Advertisement

A One-Way Ticket to Freedom

Share via

--Anatoly Tkachenko, 24, would like to work for a television network, where he figures they might be able to use his expertise on Soviet affairs. Alexander Genkin, also 24, would like to work for an American newspaper, once he learns English. Both say the absence of censorship in the United States was a bigger attraction than money when the two Soviet journalists decided two years ago to defect, making good on their plans last week. Their chance finally came, they determined, when they noticed that a Soviet delegation was going to Little Diomede Island in the Bering Strait for the signing of a historic protocol easing travel restrictions between Siberia and Alaska. The two, who were working for a Moscow monthly, painstakingly assembled forged documents that would authorize them to cover the event and called in sick to explain their absence. Once there, the men asked for asylum and were flown to Anchorage, where they are waiting for a decision on their request. “I think if you are a journalist and you wish to work in freedom . . . to be creative in your job, that’s the most important thing for you,” Tkachenko said. Both were anxious about their duplicity, figuring they would get several years in prison if they were found out, and they apologized for casting any kind of a pall over the signing ceremony. “We are very sorry that we kind of marred and soured the ceremony at Little Diomede, but there was no other way,” Tkachenko said.

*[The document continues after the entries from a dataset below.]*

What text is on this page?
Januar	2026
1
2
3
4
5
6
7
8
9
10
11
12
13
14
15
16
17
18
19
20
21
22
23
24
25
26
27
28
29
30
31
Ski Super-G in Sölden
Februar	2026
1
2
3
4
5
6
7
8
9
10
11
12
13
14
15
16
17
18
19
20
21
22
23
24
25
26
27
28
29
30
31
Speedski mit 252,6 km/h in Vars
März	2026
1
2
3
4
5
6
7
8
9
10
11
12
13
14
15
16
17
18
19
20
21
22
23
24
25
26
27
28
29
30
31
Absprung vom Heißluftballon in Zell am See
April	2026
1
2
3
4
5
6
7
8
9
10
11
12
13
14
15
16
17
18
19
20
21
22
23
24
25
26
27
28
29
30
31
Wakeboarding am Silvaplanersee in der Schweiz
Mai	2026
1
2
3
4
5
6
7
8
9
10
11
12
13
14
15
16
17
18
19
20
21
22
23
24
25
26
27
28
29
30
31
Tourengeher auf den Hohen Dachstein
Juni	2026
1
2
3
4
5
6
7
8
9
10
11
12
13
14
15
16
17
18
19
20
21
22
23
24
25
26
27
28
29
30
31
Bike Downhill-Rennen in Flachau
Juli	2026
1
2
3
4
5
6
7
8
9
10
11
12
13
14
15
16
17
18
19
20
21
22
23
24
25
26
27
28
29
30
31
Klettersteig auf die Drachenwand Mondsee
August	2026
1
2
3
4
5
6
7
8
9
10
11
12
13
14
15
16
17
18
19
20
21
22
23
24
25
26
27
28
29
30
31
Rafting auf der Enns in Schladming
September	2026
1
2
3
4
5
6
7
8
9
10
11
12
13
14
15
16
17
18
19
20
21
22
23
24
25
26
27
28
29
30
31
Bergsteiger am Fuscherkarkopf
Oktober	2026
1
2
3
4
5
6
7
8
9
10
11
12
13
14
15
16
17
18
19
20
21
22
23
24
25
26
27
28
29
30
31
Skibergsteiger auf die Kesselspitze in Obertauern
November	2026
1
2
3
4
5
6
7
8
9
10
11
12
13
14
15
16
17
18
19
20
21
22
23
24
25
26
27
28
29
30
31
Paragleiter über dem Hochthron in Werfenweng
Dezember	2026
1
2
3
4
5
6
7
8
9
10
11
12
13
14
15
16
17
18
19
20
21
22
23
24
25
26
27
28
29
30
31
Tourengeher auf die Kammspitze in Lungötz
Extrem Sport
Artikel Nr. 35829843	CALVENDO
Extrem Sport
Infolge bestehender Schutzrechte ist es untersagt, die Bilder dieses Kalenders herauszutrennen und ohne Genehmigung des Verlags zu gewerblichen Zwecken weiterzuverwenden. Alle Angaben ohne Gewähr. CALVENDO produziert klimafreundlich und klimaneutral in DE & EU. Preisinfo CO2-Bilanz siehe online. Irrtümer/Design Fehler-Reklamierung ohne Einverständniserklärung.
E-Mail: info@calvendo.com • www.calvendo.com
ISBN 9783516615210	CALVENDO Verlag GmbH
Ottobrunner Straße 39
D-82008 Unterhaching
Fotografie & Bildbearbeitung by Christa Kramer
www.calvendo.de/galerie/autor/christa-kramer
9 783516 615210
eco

--Don’t make book on it, but it looks as if the battle for the George Bush presidential library is shaping up as a bout between Texas and Connecticut, with Bush’s alma mater, Yale, vying with three Lone Star State schools for the honors. At stake are prestige and economics; an estimated 400,000 tourists are expected to pass through the library once it is built. Yale has the distinction of having conferred a degree upon the President-to-be in 1948. But Rice University in Houston and the University of Houston are both citing Bush’s ties to their city. “He’s spoken on the campus many times. We just feel that this is very much a part of his home,” said Mimi Crossley, a spokeswoman for Rice. But it’s Texas A&M;, 80 miles northwest of Houston, that has mounted the most ambitious battle plan. Last week the school announced a detailed plan to capture the library, including a steering committee to prepare the bid. “I’m flattered (at A&M;’s interest) and it may be what I want to do,” Bush recently told Newsweek. But he also cited Rice as a “logical” location. None of this has deterred Yale, which will point to the Bush family’s ties to the region and impressive collections and scholars, said Jack Siggins, Yale’s deputy librarian.